Latest Chromium build to include the first Flash Player sandbox
Back in March, Google announced it would be bundling the Adobe Flash plug-in with future versions of the Chrome browser. Naturally, this caused a few questions to arise about how Google planned to tackle the security and stability risks inherent in Flash, and whether the plug-in would work with Chrome's secure Sandbox environment.
Yesterday, Google and Adobe announced that the next developer build of the Chromium Project, coming as an update soon, will include the first sandboxable version of Chrome's integrated Flash Player (gcswf32.dll) for users running Windows XP, Vista, and 7.
"This first iteration of Chrome's Flash Player sandbox for all Windows platforms uses a modified version of Chrome's existing sandbox technology that protects certain sensitive resources from being accessed by malicious code, while allowing applications to use less sensitive ones," Engineers Justin Schuh and Carlos Pizano wrote in Google's Chromium Blog yesterday. "This implementation is a significant first step in further reducing the potential attack surface of the browser and protecting users against common malware."
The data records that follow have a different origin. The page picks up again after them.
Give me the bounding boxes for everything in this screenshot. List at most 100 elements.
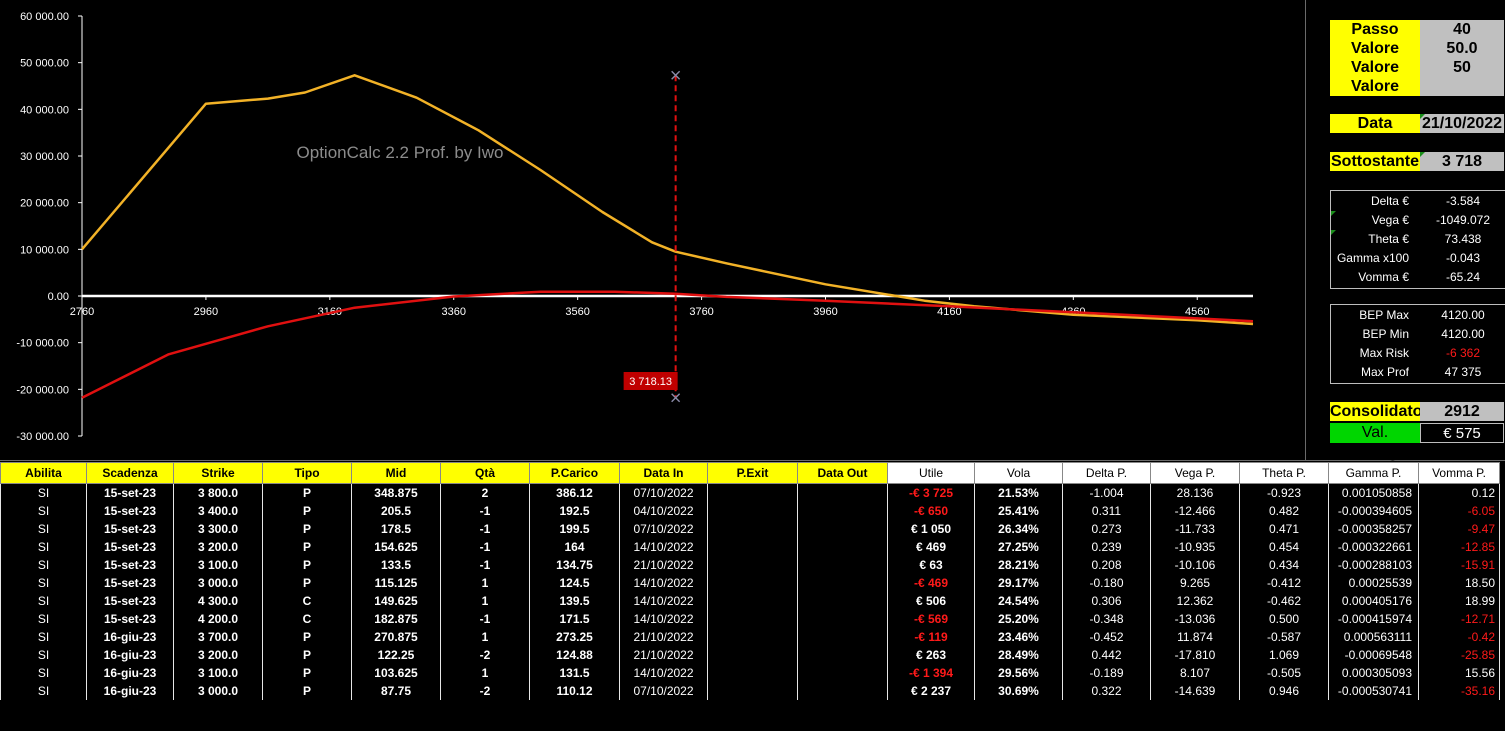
table-cell[interactable]: 28.49% [974,646,1063,664]
table-cell[interactable]: -35.16 [1418,682,1500,700]
table-cell[interactable]: 0.306 [1062,592,1151,610]
table-cell[interactable]: P [262,538,352,556]
table-cell[interactable]: 14/10/2022 [619,538,708,556]
table-cell[interactable]: 131.5 [529,664,620,682]
table-cell[interactable]: 0.471 [1239,520,1329,538]
table-cell[interactable]: 15-set-23 [86,538,174,556]
table-cell[interactable]: -0.412 [1239,574,1329,592]
table-cell[interactable]: SI [0,646,87,664]
table-cell[interactable]: -1 [440,538,530,556]
table-cell[interactable]: 16-giu-23 [86,682,174,700]
table-row[interactable]: SI 16-giu-23 3 700.0 P 270.875 1 273.25 21/10/2… [0,628,1500,646]
table-cell[interactable]: SI [0,610,87,628]
table-cell[interactable]: -0.000415974 [1328,610,1419,628]
table-cell[interactable]: 07/10/2022 [619,682,708,700]
passo-grafico-field[interactable]: 40 [1420,20,1504,39]
table-cell[interactable]: 0.000405176 [1328,592,1419,610]
table-cell[interactable]: 1 [440,664,530,682]
table-cell[interactable] [707,646,798,664]
table-cell[interactable]: 0.500 [1239,610,1329,628]
table-cell[interactable]: € 2 237 [887,682,975,700]
table-cell[interactable]: 15-set-23 [86,556,174,574]
table-cell[interactable]: 139.5 [529,592,620,610]
table-cell[interactable]: SI [0,538,87,556]
table-cell[interactable]: 182.875 [351,610,441,628]
table-cell[interactable] [707,682,798,700]
table-cell[interactable]: 29.56% [974,664,1063,682]
table-cell[interactable] [707,556,798,574]
table-cell[interactable]: 3 000.0 [173,682,263,700]
table-cell[interactable] [797,610,888,628]
table-cell[interactable]: -0.000288103 [1328,556,1419,574]
table-cell[interactable] [797,664,888,682]
valore-opzioni-field[interactable]: 50.0 [1420,39,1504,58]
table-cell[interactable]: 24.54% [974,592,1063,610]
table-row[interactable]: SI 16-giu-23 3 100.0 P 103.625 1 131.5 14/10/20… [0,664,1500,682]
table-cell[interactable]: -0.189 [1062,664,1151,682]
table-cell[interactable]: -€ 650 [887,502,975,520]
table-cell[interactable]: -9.47 [1418,520,1500,538]
table-cell[interactable] [797,592,888,610]
table-cell[interactable]: 0.434 [1239,556,1329,574]
table-cell[interactable]: 0.482 [1239,502,1329,520]
column-header[interactable]: Data In [619,462,708,484]
table-cell[interactable]: € 469 [887,538,975,556]
table-cell[interactable] [707,628,798,646]
table-cell[interactable] [707,520,798,538]
table-cell[interactable]: 133.5 [351,556,441,574]
table-cell[interactable]: -0.42 [1418,628,1500,646]
table-cell[interactable]: -15.91 [1418,556,1500,574]
table-cell[interactable]: 15-set-23 [86,483,174,502]
table-cell[interactable]: 3 700.0 [173,628,263,646]
table-cell[interactable]: -12.71 [1418,610,1500,628]
table-cell[interactable]: -10.106 [1150,556,1240,574]
table-cell[interactable]: 14/10/2022 [619,592,708,610]
table-cell[interactable]: -1 [440,556,530,574]
table-row[interactable]: SI 16-giu-23 3 000.0 P 87.75 -2 110.12 07/10/20… [0,682,1500,700]
table-cell[interactable]: € 263 [887,646,975,664]
table-cell[interactable]: 4 200.0 [173,610,263,628]
table-cell[interactable]: -0.348 [1062,610,1151,628]
table-cell[interactable]: -6.05 [1418,502,1500,520]
table-cell[interactable]: 0.311 [1062,502,1151,520]
column-header[interactable]: Vega P. [1150,462,1240,484]
table-cell[interactable]: 16-giu-23 [86,664,174,682]
valore-future-field[interactable]: 50 [1420,58,1504,77]
table-cell[interactable]: 15-set-23 [86,592,174,610]
table-cell[interactable]: P [262,556,352,574]
table-cell[interactable]: 0.000563111 [1328,628,1419,646]
table-row[interactable]: SI 15-set-23 4 200.0 C 182.875 -1 171.5 14/10/2… [0,610,1500,628]
table-cell[interactable]: 14/10/2022 [619,574,708,592]
table-cell[interactable]: -€ 3 725 [887,483,975,502]
table-cell[interactable]: SI [0,556,87,574]
table-cell[interactable]: 3 400.0 [173,502,263,520]
table-cell[interactable]: P [262,664,352,682]
table-cell[interactable]: 348.875 [351,483,441,502]
table-cell[interactable]: -0.505 [1239,664,1329,682]
table-cell[interactable]: 134.75 [529,556,620,574]
column-header[interactable]: Theta P. [1239,462,1329,484]
table-cell[interactable]: 15-set-23 [86,502,174,520]
table-cell[interactable]: -10.935 [1150,538,1240,556]
table-cell[interactable]: 171.5 [529,610,620,628]
table-cell[interactable]: 15-set-23 [86,610,174,628]
table-cell[interactable]: 154.625 [351,538,441,556]
table-cell[interactable]: -0.923 [1239,483,1329,502]
table-cell[interactable]: 124.88 [529,646,620,664]
table-cell[interactable]: 07/10/2022 [619,520,708,538]
table-cell[interactable]: -12.85 [1418,538,1500,556]
table-cell[interactable]: 192.5 [529,502,620,520]
table-cell[interactable]: 0.273 [1062,520,1151,538]
table-cell[interactable] [707,538,798,556]
table-cell[interactable]: 199.5 [529,520,620,538]
table-cell[interactable]: 0.454 [1239,538,1329,556]
table-cell[interactable]: 115.125 [351,574,441,592]
table-cell[interactable]: 164 [529,538,620,556]
table-cell[interactable]: -0.462 [1239,592,1329,610]
table-cell[interactable]: 30.69% [974,682,1063,700]
table-cell[interactable]: 0.322 [1062,682,1151,700]
table-cell[interactable] [707,483,798,502]
table-cell[interactable]: 3 800.0 [173,483,263,502]
table-cell[interactable]: -€ 469 [887,574,975,592]
table-cell[interactable]: 0.000305093 [1328,664,1419,682]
The goal is to create a fully sandboxed version of Flash Player for all platforms that support Chrome; so the plug-in, often regarded as a significant browser vulnerability, can run more safely.
"Over the next few months, we will be testing and receiving feedback on this project," Adobe's Peleus Uhley said yesterday. "Since this is a distinctly different sandboxing code base from Internet Explorer, we are essentially starting from scratch."